Reading across the curriculum
At Kingsmeadow, we value reading as an important life skill and a vital element of the secondary curriculum; indeed, it is a gateway to success in all subjects.
We seek to enable students to develop their skill and love of reading through varied experiences which allow them to explore a range of perspectives, ideas and cultures.
A number of strategies, detailed below, are in place to ensure that reading is prioritised at Kingsmeadow in terms of both wellbeing and academic progress, and students are rewarded for their reading resilience.

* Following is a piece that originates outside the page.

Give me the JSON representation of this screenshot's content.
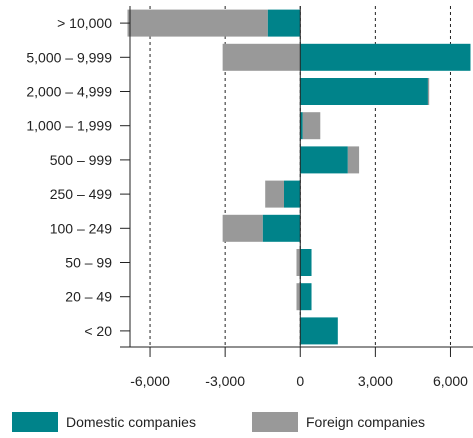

Our Tutor Read Aloud Programme enables every tutor group to read together at least once a week as part of Thrive. Each tutor group is allocated a set text, and tutors, or other adults, read this text aloud while students follow in their own book. Readers model how we navigate texts, and the group is able to invest in the stories as part of a shared experience. The books have been carefully selected to be age appropriate, challenging and enjoyable, and include fiction and nonfiction titles such as ‘The Hobbit’, ‘The Boy in the Striped Pyjamas’, ‘The Penguin Lessons’, ‘1984’ and ‘Noughts and Crosses’.

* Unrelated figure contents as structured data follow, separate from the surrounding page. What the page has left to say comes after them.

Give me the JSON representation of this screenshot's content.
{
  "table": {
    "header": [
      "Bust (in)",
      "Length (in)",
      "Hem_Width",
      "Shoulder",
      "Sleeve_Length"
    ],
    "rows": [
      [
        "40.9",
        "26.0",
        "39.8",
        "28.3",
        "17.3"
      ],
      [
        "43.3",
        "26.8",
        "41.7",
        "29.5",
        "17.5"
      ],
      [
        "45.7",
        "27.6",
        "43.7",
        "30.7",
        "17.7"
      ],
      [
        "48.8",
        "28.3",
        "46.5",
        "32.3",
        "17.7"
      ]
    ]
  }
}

Tutor groups complete a Word of the Week activity in which students explore the etymology of a word before collaborating on a sentence and entering it into the Word of the Week competition. This initiative allows students to explore and expand the vocabulary they use across the curriculum, enabling them to access more sophisticated texts in all subjects, as well as developing their written and spoken precision.
Students in Years 7 and 8 have a reading lesson built into their timetable, in addition to their English curriculum time, to enable them to take part in the Accelerated Reader programme. This again supports students to read widely, while tracking and supporting their progress via STAR tests and in-class interventions. This is complemented by the Lexia online literacy programme for students who require additional reading support.
All staff take part in literacy training as part of the whole school CPD programme. Often rooted in research from the Education Endowment Fund (EEF), these sessions focus on strategies to support reading fluency, decoding, comprehension skills, word consciousness and embedding effective classroom dialogue in the classroom. Furthermore, department leads ensure that reading texts adequately challenge students in order to prepare them for the rigour of external examinations.
All staff have access to reading age data and can, therefore, provide in class support where needed, and can direct students appropriately where they require additional challenge.
Our bi-weekly creative writing and book clubs offer students the opportunity to develop their creative literacy skills in a welcoming environment at the end of the normal school day.
All Key Stage 3 students are assessed using the New Group Reading Test (NGRT) and, in conjunction with data from KS2 SATS and Accelerated Reader, those identified as not reading at their chronological age are assigned a reading mentor who meets with them weekly, in small groups, to develop their reading fluency and comprehension skills. Students who are significantly below their chronological reading age are phonics tested and, where applicable, they will begin to follow the ‘Reading Quest’ phonics programme three times a week. We also use the NGRT to help us identify students who may find it difficult to access GCSE content.